Providing reasoning and providing citations are not the same thing. Reasons can be provided without citations; citations can be provided without reasons.

LLMs have astounding utility citations notwithstanding.

They are different, but perhaps you misunderstood my argument.

Issue of plagiarism aside, we reason from facts, and it's the facts (or some other analysis, which is itself a fact) that should be sourced. That's why I agree with the original statement, and I argue not from a (moral) POV of preventing misattribution or plagiarism, but from a (practical) POV of veracity.

We don't only reason from facts. We also reason from value.

Further, reasoning that rests on facts that does not cite facts still has massive utility. (See people, all day long.)

Citations are useful, but not required.

I think you just identified another problem with LLMs - we don't know their values, either.

Of course when you listen to human experts you're using the shortcut (and you do it based on trust), as I already argued. You have an option (in most cases, in free societies) to dig beyond just experts judgement, you can study their reasoning, and understand their sources of both values and facts.

Anyway, I disagree with citations not being required. If Wikipedia had no citations it would be less useful (and more prone to contain misinformation). Same goes for Google. So the next best things we have to "artificial brain that contains all the human knowledge" have citations, and for a good reason.

What are the citations actually required for though?

Another way to ask this is: what value remains without them?

I'll add this as well: humans produced valuable knowledge for thousands of years without the use or standard of citations.

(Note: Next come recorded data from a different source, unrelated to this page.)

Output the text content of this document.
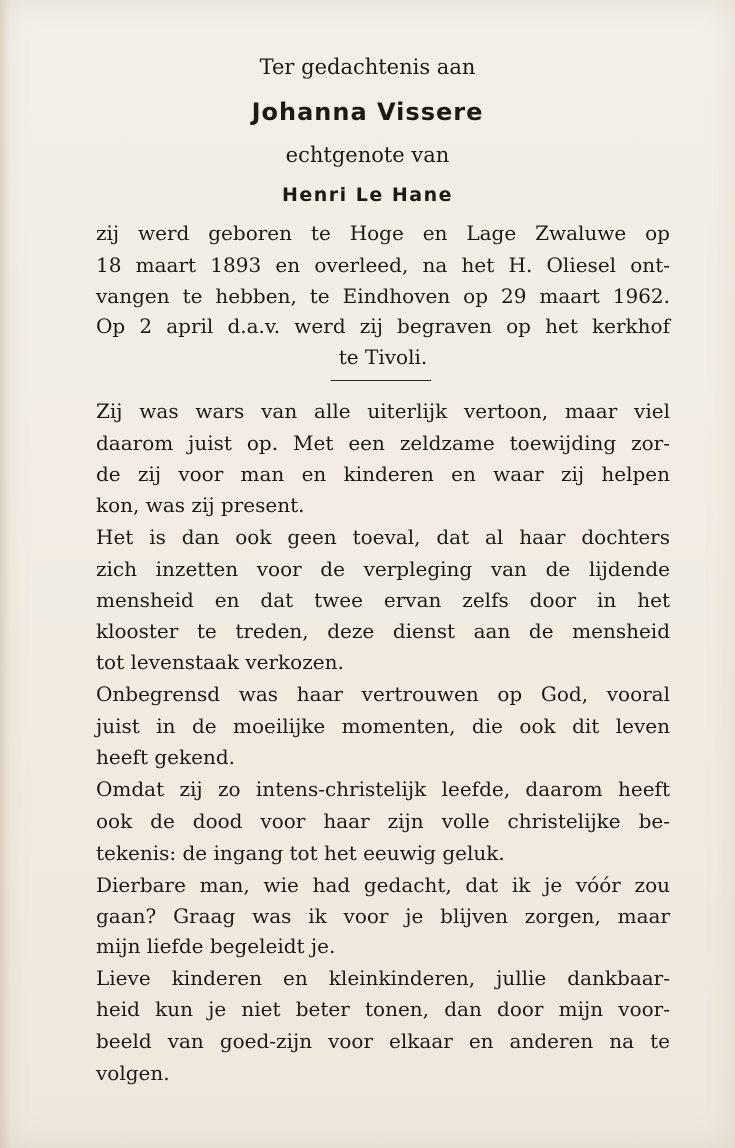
Ter gedachtenis aan
Johanna Vissere
echtgenote van
Henri Le Hane
zij werd geboren te Hoge en Lage Zwaluwe op
18 maart 1893 en overleed, na het H. Oliesel ont-
vangen te hebben, te Eindhoven op 29 maart 1962.
Op 2 april d.a.v. werd zij begraven op het kerkhof
te Tivoli.
Zij was wars van alle uiterlijk vertoon, maar viel
daarom juist op. Met een zeldzame toewijding zor-
de zij voor man en kinderen en waar zij helpen
kon, was zij present.
Het is dan ook geen toeval, dat al haar dochters
zich inzetten voor de verpleging van de lijdende
mensheid en dat twee ervan zelfs door in het
klooster te treden, deze dienst aan de mensheid
tot levenstaak verkozen.
Onbegrensd was haar vertrouwen op God, vooral
juist in de moeilijke momenten, die ook dit leven
heeft gekend.
Omdat zij zo intens-christelijk leefde, daarom heeft
ook de dood voor haar zijn volle christelijke be-
tekenis: de ingang tot het eeuwig geluk.
Dierbare man, wie had gedacht, dat ik je vóór zou
gaan? Graag was ik voor je blijven zorgen, maar
mijn liefde begeleidt je.
Lieve kinderen en kleinkinderen, jullie dankbaar-
heid kun je niet beter tonen, dan door mijn voor-
beeld van goed-zijn voor elkaar en anderen na te
volgen.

To be clear, I think citations are highly valuable and desirable and I very much want LLMs to cite when appropriate. However, I think the necessity of this is overstated.

Edit: what you said of experts can be said of LLMs as well.

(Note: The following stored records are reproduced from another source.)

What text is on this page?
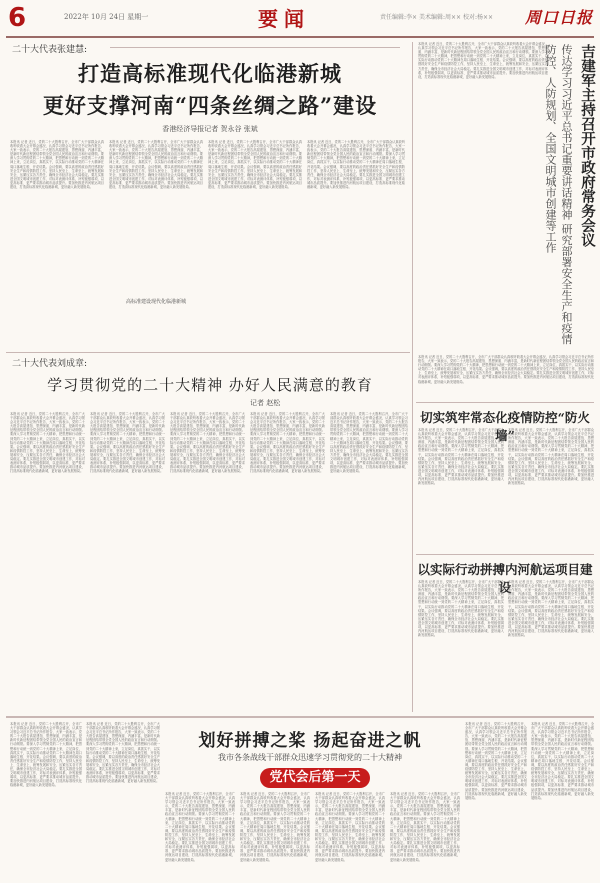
6	2022年 10月 24日 星期一	要闻	责任编辑:李× 美术编辑:周×× 校对:杨×× 周口日报
二十大代表张建慧:
打造高标准现代化临港新城
更好支撑河南“四条丝绸之路”建设
香港经济导报记者 贺永谷 张斌
本报讯 记者 近日，党的二十大胜利召开，全市广大干部群众认真收听收看大会开幕会盛况，认真学习领会习近平总书记所作报告，大家一致表示，党的二十大报告高屋建瓴、思想深邃、内涵丰富，是新时代新征程团结带领全党全国人民的政治宣言和行动纲领。要深入学习贯彻党的二十大精神，把思想和行动统一到党的二十大精神上来，立足岗位，真抓实干，以实际行动推动党的二十大精神在周口落地生根、开花结果。会议强调，要以高度的政治责任感抓好安全生产和疫情防控工作，坚持人民至上、生命至上，统筹发展和安全，压紧压实各方责任，确保全市经济社会大局稳定。要扎实推进全国文明城市创建工作，对标对表测评体系，补短板强弱项，以更高标准、更严要求推动城市品质提升。要加快推进内河航运项目建设，打造高标准现代化临港新城，更好融入新发展格局。
本报讯 记者 近日，党的二十大胜利召开，全市广大干部群众认真收听收看大会开幕会盛况，认真学习领会习近平总书记所作报告，大家一致表示，党的二十大报告高屋建瓴、思想深邃、内涵丰富，是新时代新征程团结带领全党全国人民的政治宣言和行动纲领。要深入学习贯彻党的二十大精神，把思想和行动统一到党的二十大精神上来，立足岗位，真抓实干，以实际行动推动党的二十大精神在周口落地生根、开花结果。会议强调，要以高度的政治责任感抓好安全生产和疫情防控工作，坚持人民至上、生命至上，统筹发展和安全，压紧压实各方责任，确保全市经济社会大局稳定。要扎实推进全国文明城市创建工作，对标对表测评体系，补短板强弱项，以更高标准、更严要求推动城市品质提升。要加快推进内河航运项目建设，打造高标准现代化临港新城，更好融入新发展格局。
高标准建设现代化临港新城
本报讯 记者 近日，党的二十大胜利召开，全市广大干部群众认真收听收看大会开幕会盛况，认真学习领会习近平总书记所作报告，大家一致表示，党的二十大报告高屋建瓴、思想深邃、内涵丰富，是新时代新征程团结带领全党全国人民的政治宣言和行动纲领。要深入学习贯彻党的二十大精神，把思想和行动统一到党的二十大精神上来，立足岗位，真抓实干，以实际行动推动党的二十大精神在周口落地生根、开花结果。会议强调，要以高度的政治责任感抓好安全生产和疫情防控工作，坚持人民至上、生命至上，统筹发展和安全，压紧压实各方责任，确保全市经济社会大局稳定。要扎实推进全国文明城市创建工作，对标对表测评体系，补短板强弱项，以更高标准、更严要求推动城市品质提升。要加快推进内河航运项目建设，打造高标准现代化临港新城，更好融入新发展格局。
本报讯 记者 近日，党的二十大胜利召开，全市广大干部群众认真收听收看大会开幕会盛况，认真学习领会习近平总书记所作报告，大家一致表示，党的二十大报告高屋建瓴、思想深邃、内涵丰富，是新时代新征程团结带领全党全国人民的政治宣言和行动纲领。要深入学习贯彻党的二十大精神，把思想和行动统一到党的二十大精神上来，立足岗位，真抓实干，以实际行动推动党的二十大精神在周口落地生根、开花结果。会议强调，要以高度的政治责任感抓好安全生产和疫情防控工作，坚持人民至上、生命至上，统筹发展和安全，压紧压实各方责任，确保全市经济社会大局稳定。要扎实推进全国文明城市创建工作，对标对表测评体系，补短板强弱项，以更高标准、更严要求推动城市品质提升。要加快推进内河航运项目建设，打造高标准现代化临港新城，更好融入新发展格局。
二十大代表刘成章:
学习贯彻党的二十大精神 办好人民满意的教育
记者 赵松
本报讯 记者 近日，党的二十大胜利召开，全市广大干部群众认真收听收看大会开幕会盛况，认真学习领会习近平总书记所作报告，大家一致表示，党的二十大报告高屋建瓴、思想深邃、内涵丰富，是新时代新征程团结带领全党全国人民的政治宣言和行动纲领。要深入学习贯彻党的二十大精神，把思想和行动统一到党的二十大精神上来，立足岗位，真抓实干，以实际行动推动党的二十大精神在周口落地生根、开花结果。会议强调，要以高度的政治责任感抓好安全生产和疫情防控工作，坚持人民至上、生命至上，统筹发展和安全，压紧压实各方责任，确保全市经济社会大局稳定。要扎实推进全国文明城市创建工作，对标对表测评体系，补短板强弱项，以更高标准、更严要求推动城市品质提升。要加快推进内河航运项目建设，打造高标准现代化临港新城，更好融入新发展格局。
本报讯 记者 近日，党的二十大胜利召开，全市广大干部群众认真收听收看大会开幕会盛况，认真学习领会习近平总书记所作报告，大家一致表示，党的二十大报告高屋建瓴、思想深邃、内涵丰富，是新时代新征程团结带领全党全国人民的政治宣言和行动纲领。要深入学习贯彻党的二十大精神，把思想和行动统一到党的二十大精神上来，立足岗位，真抓实干，以实际行动推动党的二十大精神在周口落地生根、开花结果。会议强调，要以高度的政治责任感抓好安全生产和疫情防控工作，坚持人民至上、生命至上，统筹发展和安全，压紧压实各方责任，确保全市经济社会大局稳定。要扎实推进全国文明城市创建工作，对标对表测评体系，补短板强弱项，以更高标准、更严要求推动城市品质提升。要加快推进内河航运项目建设，打造高标准现代化临港新城，更好融入新发展格局。
本报讯 记者 近日，党的二十大胜利召开，全市广大干部群众认真收听收看大会开幕会盛况，认真学习领会习近平总书记所作报告，大家一致表示，党的二十大报告高屋建瓴、思想深邃、内涵丰富，是新时代新征程团结带领全党全国人民的政治宣言和行动纲领。要深入学习贯彻党的二十大精神，把思想和行动统一到党的二十大精神上来，立足岗位，真抓实干，以实际行动推动党的二十大精神在周口落地生根、开花结果。会议强调，要以高度的政治责任感抓好安全生产和疫情防控工作，坚持人民至上、生命至上，统筹发展和安全，压紧压实各方责任，确保全市经济社会大局稳定。要扎实推进全国文明城市创建工作，对标对表测评体系，补短板强弱项，以更高标准、更严要求推动城市品质提升。要加快推进内河航运项目建设，打造高标准现代化临港新城，更好融入新发展格局。
本报讯 记者 近日，党的二十大胜利召开，全市广大干部群众认真收听收看大会开幕会盛况，认真学习领会习近平总书记所作报告，大家一致表示，党的二十大报告高屋建瓴、思想深邃、内涵丰富，是新时代新征程团结带领全党全国人民的政治宣言和行动纲领。要深入学习贯彻党的二十大精神，把思想和行动统一到党的二十大精神上来，立足岗位，真抓实干，以实际行动推动党的二十大精神在周口落地生根、开花结果。会议强调，要以高度的政治责任感抓好安全生产和疫情防控工作，坚持人民至上、生命至上，统筹发展和安全，压紧压实各方责任，确保全市经济社会大局稳定。要扎实推进全国文明城市创建工作，对标对表测评体系，补短板强弱项，以更高标准、更严要求推动城市品质提升。要加快推进内河航运项目建设，打造高标准现代化临港新城，更好融入新发展格局。
本报讯 记者 近日，党的二十大胜利召开，全市广大干部群众认真收听收看大会开幕会盛况，认真学习领会习近平总书记所作报告，大家一致表示，党的二十大报告高屋建瓴、思想深邃、内涵丰富，是新时代新征程团结带领全党全国人民的政治宣言和行动纲领。要深入学习贯彻党的二十大精神，把思想和行动统一到党的二十大精神上来，立足岗位，真抓实干，以实际行动推动党的二十大精神在周口落地生根、开花结果。会议强调，要以高度的政治责任感抓好安全生产和疫情防控工作，坚持人民至上、生命至上，统筹发展和安全，压紧压实各方责任，确保全市经济社会大局稳定。要扎实推进全国文明城市创建工作，对标对表测评体系，补短板强弱项，以更高标准、更严要求推动城市品质提升。要加快推进内河航运项目建设，打造高标准现代化临港新城，更好融入新发展格局。
本报讯 记者 近日，党的二十大胜利召开，全市广大干部群众认真收听收看大会开幕会盛况，认真学习领会习近平总书记所作报告，大家一致表示，党的二十大报告高屋建瓴、思想深邃、内涵丰富，是新时代新征程团结带领全党全国人民的政治宣言和行动纲领。要深入学习贯彻党的二十大精神，把思想和行动统一到党的二十大精神上来，立足岗位，真抓实干，以实际行动推动党的二十大精神在周口落地生根、开花结果。会议强调，要以高度的政治责任感抓好安全生产和疫情防控工作，坚持人民至上、生命至上，统筹发展和安全，压紧压实各方责任，确保全市经济社会大局稳定。要扎实推进全国文明城市创建工作，对标对表测评体系，补短板强弱项，以更高标准、更严要求推动城市品质提升。要加快推进内河航运项目建设，打造高标准现代化临港新城，更好融入新发展格局。	吉建军主持召开市政府常务会议
传达学习习近平总书记重要讲话精神 研究部署安全生产和疫情防控、人防规划、全国文明城市创建等工作
本报讯 记者 近日，党的二十大胜利召开，全市广大干部群众认真收听收看大会开幕会盛况，认真学习领会习近平总书记所作报告，大家一致表示，党的二十大报告高屋建瓴、思想深邃、内涵丰富，是新时代新征程团结带领全党全国人民的政治宣言和行动纲领。要深入学习贯彻党的二十大精神，把思想和行动统一到党的二十大精神上来，立足岗位，真抓实干，以实际行动推动党的二十大精神在周口落地生根、开花结果。会议强调，要以高度的政治责任感抓好安全生产和疫情防控工作，坚持人民至上、生命至上，统筹发展和安全，压紧压实各方责任，确保全市经济社会大局稳定。要扎实推进全国文明城市创建工作，对标对表测评体系，补短板强弱项，以更高标准、更严要求推动城市品质提升。要加快推进内河航运项目建设，打造高标准现代化临港新城，更好融入新发展格局。
切实筑牢常态化疫情防控“防火墙”
本报讯 记者 近日，党的二十大胜利召开，全市广大干部群众认真收听收看大会开幕会盛况，认真学习领会习近平总书记所作报告，大家一致表示，党的二十大报告高屋建瓴、思想深邃、内涵丰富，是新时代新征程团结带领全党全国人民的政治宣言和行动纲领。要深入学习贯彻党的二十大精神，把思想和行动统一到党的二十大精神上来，立足岗位，真抓实干，以实际行动推动党的二十大精神在周口落地生根、开花结果。会议强调，要以高度的政治责任感抓好安全生产和疫情防控工作，坚持人民至上、生命至上，统筹发展和安全，压紧压实各方责任，确保全市经济社会大局稳定。要扎实推进全国文明城市创建工作，对标对表测评体系，补短板强弱项，以更高标准、更严要求推动城市品质提升。要加快推进内河航运项目建设，打造高标准现代化临港新城，更好融入新发展格局。
本报讯 记者 近日，党的二十大胜利召开，全市广大干部群众认真收听收看大会开幕会盛况，认真学习领会习近平总书记所作报告，大家一致表示，党的二十大报告高屋建瓴、思想深邃、内涵丰富，是新时代新征程团结带领全党全国人民的政治宣言和行动纲领。要深入学习贯彻党的二十大精神，把思想和行动统一到党的二十大精神上来，立足岗位，真抓实干，以实际行动推动党的二十大精神在周口落地生根、开花结果。会议强调，要以高度的政治责任感抓好安全生产和疫情防控工作，坚持人民至上、生命至上，统筹发展和安全，压紧压实各方责任，确保全市经济社会大局稳定。要扎实推进全国文明城市创建工作，对标对表测评体系，补短板强弱项，以更高标准、更严要求推动城市品质提升。要加快推进内河航运项目建设，打造高标准现代化临港新城，更好融入新发展格局。
以实际行动拼搏内河航运项目建设
本报讯 记者 近日，党的二十大胜利召开，全市广大干部群众认真收听收看大会开幕会盛况，认真学习领会习近平总书记所作报告，大家一致表示，党的二十大报告高屋建瓴、思想深邃、内涵丰富，是新时代新征程团结带领全党全国人民的政治宣言和行动纲领。要深入学习贯彻党的二十大精神，把思想和行动统一到党的二十大精神上来，立足岗位，真抓实干，以实际行动推动党的二十大精神在周口落地生根、开花结果。会议强调，要以高度的政治责任感抓好安全生产和疫情防控工作，坚持人民至上、生命至上，统筹发展和安全，压紧压实各方责任，确保全市经济社会大局稳定。要扎实推进全国文明城市创建工作，对标对表测评体系，补短板强弱项，以更高标准、更严要求推动城市品质提升。要加快推进内河航运项目建设，打造高标准现代化临港新城，更好融入新发展格局。
本报讯 记者 近日，党的二十大胜利召开，全市广大干部群众认真收听收看大会开幕会盛况，认真学习领会习近平总书记所作报告，大家一致表示，党的二十大报告高屋建瓴、思想深邃、内涵丰富，是新时代新征程团结带领全党全国人民的政治宣言和行动纲领。要深入学习贯彻党的二十大精神，把思想和行动统一到党的二十大精神上来，立足岗位，真抓实干，以实际行动推动党的二十大精神在周口落地生根、开花结果。会议强调，要以高度的政治责任感抓好安全生产和疫情防控工作，坚持人民至上、生命至上，统筹发展和安全，压紧压实各方责任，确保全市经济社会大局稳定。要扎实推进全国文明城市创建工作，对标对表测评体系，补短板强弱项，以更高标准、更严要求推动城市品质提升。要加快推进内河航运项目建设，打造高标准现代化临港新城，更好融入新发展格局。
本报讯 记者 近日，党的二十大胜利召开，全市广大干部群众认真收听收看大会开幕会盛况，认真学习领会习近平总书记所作报告，大家一致表示，党的二十大报告高屋建瓴、思想深邃、内涵丰富，是新时代新征程团结带领全党全国人民的政治宣言和行动纲领。要深入学习贯彻党的二十大精神，把思想和行动统一到党的二十大精神上来，立足岗位，真抓实干，以实际行动推动党的二十大精神在周口落地生根、开花结果。会议强调，要以高度的政治责任感抓好安全生产和疫情防控工作，坚持人民至上、生命至上，统筹发展和安全，压紧压实各方责任，确保全市经济社会大局稳定。要扎实推进全国文明城市创建工作，对标对表测评体系，补短板强弱项，以更高标准、更严要求推动城市品质提升。要加快推进内河航运项目建设，打造高标准现代化临港新城，更好融入新发展格局。
本报讯 记者 近日，党的二十大胜利召开，全市广大干部群众认真收听收看大会开幕会盛况，认真学习领会习近平总书记所作报告，大家一致表示，党的二十大报告高屋建瓴、思想深邃、内涵丰富，是新时代新征程团结带领全党全国人民的政治宣言和行动纲领。要深入学习贯彻党的二十大精神，把思想和行动统一到党的二十大精神上来，立足岗位，真抓实干，以实际行动推动党的二十大精神在周口落地生根、开花结果。会议强调，要以高度的政治责任感抓好安全生产和疫情防控工作，坚持人民至上、生命至上，统筹发展和安全，压紧压实各方责任，确保全市经济社会大局稳定。要扎实推进全国文明城市创建工作，对标对表测评体系，补短板强弱项，以更高标准、更严要求推动城市品质提升。要加快推进内河航运项目建设，打造高标准现代化临港新城，更好融入新发展格局。
划好拼搏之桨 扬起奋进之帆
我市各条战线干部群众迅速学习贯彻党的二十大精神
党代会后第一天
本报讯 记者 近日，党的二十大胜利召开，全市广大干部群众认真收听收看大会开幕会盛况，认真学习领会习近平总书记所作报告，大家一致表示，党的二十大报告高屋建瓴、思想深邃、内涵丰富，是新时代新征程团结带领全党全国人民的政治宣言和行动纲领。要深入学习贯彻党的二十大精神，把思想和行动统一到党的二十大精神上来，立足岗位，真抓实干，以实际行动推动党的二十大精神在周口落地生根、开花结果。会议强调，要以高度的政治责任感抓好安全生产和疫情防控工作，坚持人民至上、生命至上，统筹发展和安全，压紧压实各方责任，确保全市经济社会大局稳定。要扎实推进全国文明城市创建工作，对标对表测评体系，补短板强弱项，以更高标准、更严要求推动城市品质提升。要加快推进内河航运项目建设，打造高标准现代化临港新城，更好融入新发展格局。
本报讯 记者 近日，党的二十大胜利召开，全市广大干部群众认真收听收看大会开幕会盛况，认真学习领会习近平总书记所作报告，大家一致表示，党的二十大报告高屋建瓴、思想深邃、内涵丰富，是新时代新征程团结带领全党全国人民的政治宣言和行动纲领。要深入学习贯彻党的二十大精神，把思想和行动统一到党的二十大精神上来，立足岗位，真抓实干，以实际行动推动党的二十大精神在周口落地生根、开花结果。会议强调，要以高度的政治责任感抓好安全生产和疫情防控工作，坚持人民至上、生命至上，统筹发展和安全，压紧压实各方责任，确保全市经济社会大局稳定。要扎实推进全国文明城市创建工作，对标对表测评体系，补短板强弱项，以更高标准、更严要求推动城市品质提升。要加快推进内河航运项目建设，打造高标准现代化临港新城，更好融入新发展格局。
本报讯 记者 近日，党的二十大胜利召开，全市广大干部群众认真收听收看大会开幕会盛况，认真学习领会习近平总书记所作报告，大家一致表示，党的二十大报告高屋建瓴、思想深邃、内涵丰富，是新时代新征程团结带领全党全国人民的政治宣言和行动纲领。要深入学习贯彻党的二十大精神，把思想和行动统一到党的二十大精神上来，立足岗位，真抓实干，以实际行动推动党的二十大精神在周口落地生根、开花结果。会议强调，要以高度的政治责任感抓好安全生产和疫情防控工作，坚持人民至上、生命至上，统筹发展和安全，压紧压实各方责任，确保全市经济社会大局稳定。要扎实推进全国文明城市创建工作，对标对表测评体系，补短板强弱项，以更高标准、更严要求推动城市品质提升。要加快推进内河航运项目建设，打造高标准现代化临港新城，更好融入新发展格局。
本报讯 记者 近日，党的二十大胜利召开，全市广大干部群众认真收听收看大会开幕会盛况，认真学习领会习近平总书记所作报告，大家一致表示，党的二十大报告高屋建瓴、思想深邃、内涵丰富，是新时代新征程团结带领全党全国人民的政治宣言和行动纲领。要深入学习贯彻党的二十大精神，把思想和行动统一到党的二十大精神上来，立足岗位，真抓实干，以实际行动推动党的二十大精神在周口落地生根、开花结果。会议强调，要以高度的政治责任感抓好安全生产和疫情防控工作，坚持人民至上、生命至上，统筹发展和安全，压紧压实各方责任，确保全市经济社会大局稳定。要扎实推进全国文明城市创建工作，对标对表测评体系，补短板强弱项，以更高标准、更严要求推动城市品质提升。要加快推进内河航运项目建设，打造高标准现代化临港新城，更好融入新发展格局。
本报讯 记者 近日，党的二十大胜利召开，全市广大干部群众认真收听收看大会开幕会盛况，认真学习领会习近平总书记所作报告，大家一致表示，党的二十大报告高屋建瓴、思想深邃、内涵丰富，是新时代新征程团结带领全党全国人民的政治宣言和行动纲领。要深入学习贯彻党的二十大精神，把思想和行动统一到党的二十大精神上来，立足岗位，真抓实干，以实际行动推动党的二十大精神在周口落地生根、开花结果。会议强调，要以高度的政治责任感抓好安全生产和疫情防控工作，坚持人民至上、生命至上，统筹发展和安全，压紧压实各方责任，确保全市经济社会大局稳定。要扎实推进全国文明城市创建工作，对标对表测评体系，补短板强弱项，以更高标准、更严要求推动城市品质提升。要加快推进内河航运项目建设，打造高标准现代化临港新城，更好融入新发展格局。
本报讯 记者 近日，党的二十大胜利召开，全市广大干部群众认真收听收看大会开幕会盛况，认真学习领会习近平总书记所作报告，大家一致表示，党的二十大报告高屋建瓴、思想深邃、内涵丰富，是新时代新征程团结带领全党全国人民的政治宣言和行动纲领。要深入学习贯彻党的二十大精神，把思想和行动统一到党的二十大精神上来，立足岗位，真抓实干，以实际行动推动党的二十大精神在周口落地生根、开花结果。会议强调，要以高度的政治责任感抓好安全生产和疫情防控工作，坚持人民至上、生命至上，统筹发展和安全，压紧压实各方责任，确保全市经济社会大局稳定。要扎实推进全国文明城市创建工作，对标对表测评体系，补短板强弱项，以更高标准、更严要求推动城市品质提升。要加快推进内河航运项目建设，打造高标准现代化临港新城，更好融入新发展格局。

And also patently false. Knowledge is knowledge, it's useful without source citations.

Is the knowledge of how to do CPR somehow ineffective because I can't cite whether I studied the knowledge from website A or book B? Is reality a video game where skills only activate if you speak the magic words beforehand?

And this is a rather weak rebuttal.
Well sure, it's easy to make a statement look bad if you only include half of it.
The statement is equally hyperbolic both as quoted and in the original context. LLMs often can't quote sources, and those models are nevertheless useful to lots of people. Makes it hard for me to take the rest of the comment seriously.
A LLM that could quote sources would be even more useful, and in a world where both were available there’d be no reason to use the plagiarizing one.
That was the whole statement. It doesn't have qualifiers left out
The comment I replied to was updated to include the second half, it was originally just quoting

> A model that possesses the entire collective knowledge of our civilization is useless

The additional context doesn't do any work.